32 Cross-border use of electronic signatures Treaty solution: Where the law requires that a communication or a contract should be signed by a party, or provides consequences for the absence of a signature, that requirement is met in relation to an electronic communication if: (a) A method is used to identify the party and to indicate that party s intention in respect of the information contained in the electronic communication; and (b) The method used is either: (i) As reliable as appropriate for the purpose for which the electronic communication was generated or communicated, in the light of all the circumstances, including any relevant agreement; or (ii) Proven in fact to have fulfilled the functions described in subparagraph (a) above, by itself or together with further evidence. Source: Article 9(3) of the United Nations Convention on the Use of Electronic Communications in International Contracts, 2005.
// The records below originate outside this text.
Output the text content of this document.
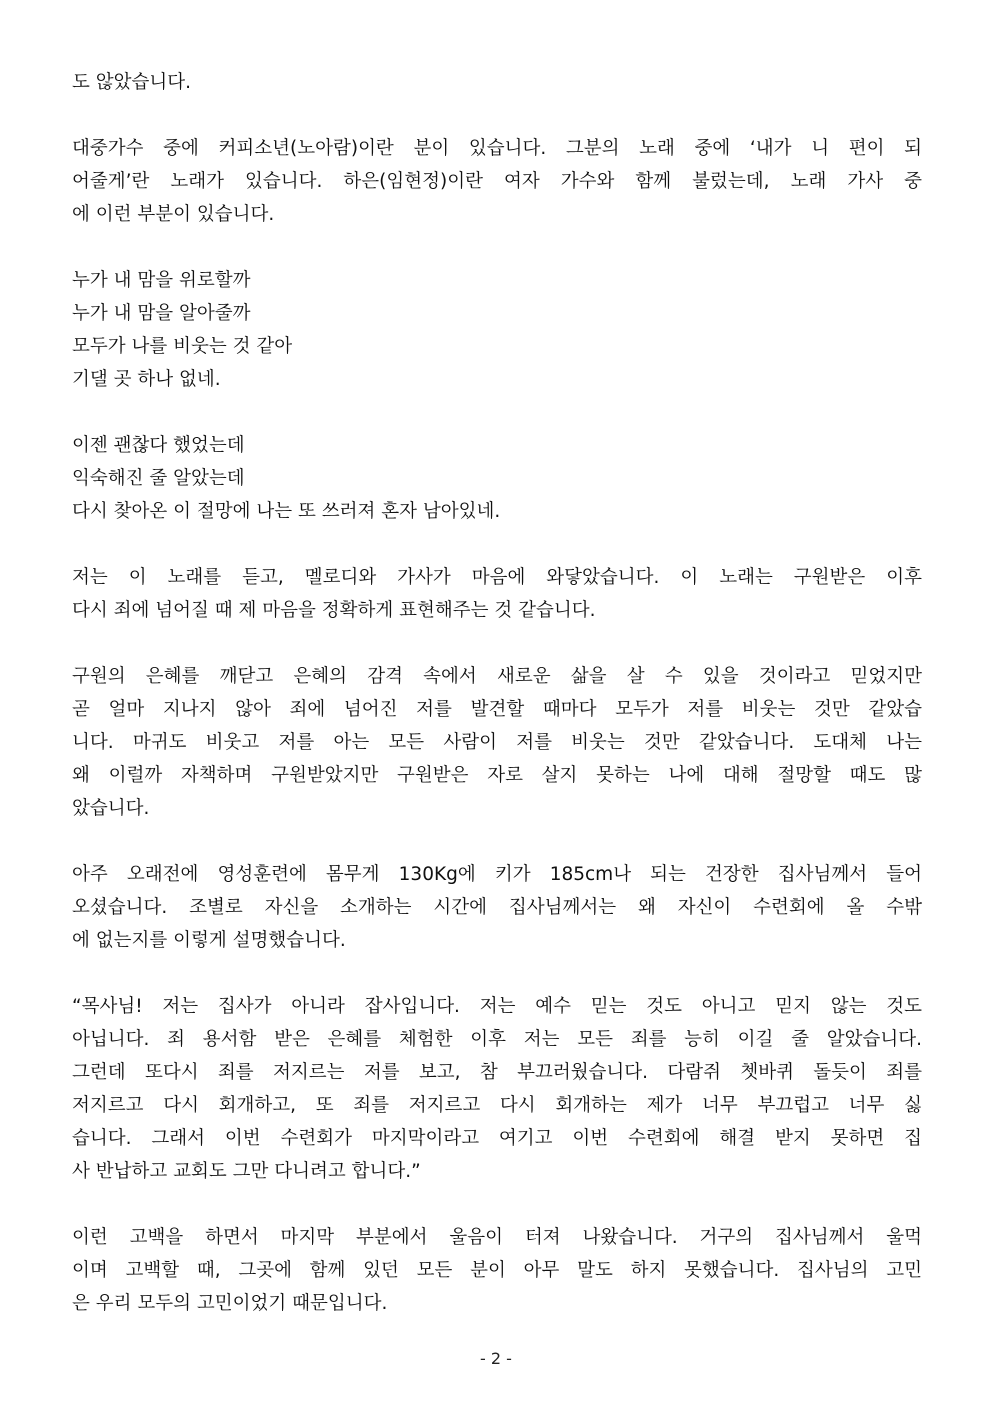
도 않았습니다.
대중가수 중에 커피소년(노아람)이란 분이 있습니다. 그분의 노래 중에 ‘내가 니 편이 되
어줄게’란 노래가 있습니다. 하은(임현정)이란 여자 가수와 함께 불렀는데, 노래 가사 중
에 이런 부분이 있습니다.
누가 내 맘을 위로할까
누가 내 맘을 알아줄까
모두가 나를 비웃는 것 같아
기댈 곳 하나 없네.
이젠 괜찮다 했었는데
익숙해진 줄 알았는데
다시 찾아온 이 절망에 나는 또 쓰러져 혼자 남아있네.
저는 이 노래를 듣고, 멜로디와 가사가 마음에 와닿았습니다. 이 노래는 구원받은 이후
다시 죄에 넘어질 때 제 마음을 정확하게 표현해주는 것 같습니다.
구원의 은혜를 깨닫고 은혜의 감격 속에서 새로운 삶을 살 수 있을 것이라고 믿었지만
곧 얼마 지나지 않아 죄에 넘어진 저를 발견할 때마다 모두가 저를 비웃는 것만 같았습
니다. 마귀도 비웃고 저를 아는 모든 사람이 저를 비웃는 것만 같았습니다. 도대체 나는
왜 이럴까 자책하며 구원받았지만 구원받은 자로 살지 못하는 나에 대해 절망할 때도 많
았습니다.
아주 오래전에 영성훈련에 몸무게 130Kg에 키가 185cm나 되는 건장한 집사님께서 들어
오셨습니다. 조별로 자신을 소개하는 시간에 집사님께서는 왜 자신이 수련회에 올 수밖
에 없는지를 이렇게 설명했습니다.
“목사님! 저는 집사가 아니라 잡사입니다. 저는 예수 믿는 것도 아니고 믿지 않는 것도
아닙니다. 죄 용서함 받은 은혜를 체험한 이후 저는 모든 죄를 능히 이길 줄 알았습니다.
그런데 또다시 죄를 저지르는 저를 보고, 참 부끄러웠습니다. 다람쥐 쳇바퀴 돌듯이 죄를
저지르고 다시 회개하고, 또 죄를 저지르고 다시 회개하는 제가 너무 부끄럽고 너무 싫
습니다. 그래서 이번 수련회가 마지막이라고 여기고 이번 수련회에 해결 받지 못하면 집
사 반납하고 교회도 그만 다니려고 합니다.”
이런 고백을 하면서 마지막 부분에서 울음이 터져 나왔습니다. 거구의 집사님께서 울먹
이며 고백할 때, 그곳에 함께 있던 모든 분이 아무 말도 하지 못했습니다. 집사님의 고민
은 우리 모두의 고민이었기 때문입니다.
- 2 -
33 Future of electronic signatures: identity management? Identity management (IdM) systems aim at enabling identity portability across different applications by facilitating the secure exchange of identity credentials and eliminating redundant operations. They may perform the identification, authentication and authorization of the user by a selective use of shared identity attributes, thus potentially reducing the proliferation of electronic identities. In their simplest form, IdM systems feature three actors: the subject (i.e., the physical or legal person being identified), the identity provider, and the relying party. The identity provider may act as a trusted third party, receiving, storing, managing, redistributing and possibly aggregating the information submitted by subjects and relying parties. Challenge: some jurisdictions are developing IdM systems based on Government-run national IdM schemes, others are relying on private sector efforts.
34 Electronic signatures and single window facilities Technical specifications for national single window facilities usually rely on PKI systems due to security concerns. This choice may hinder exchange of documents with the private sector, which is useful to improve data quality. This choice also creates difficulties in cross-border recognition of electronic signatures. National PKI may be difficult and expensive to design and maintain, especially for smaller and developing countries. Need to achieve flexibility without missing on security. Need to accommodate the use of mobile devices for submission of data, as well as the possibility for objects to authenticate themselves.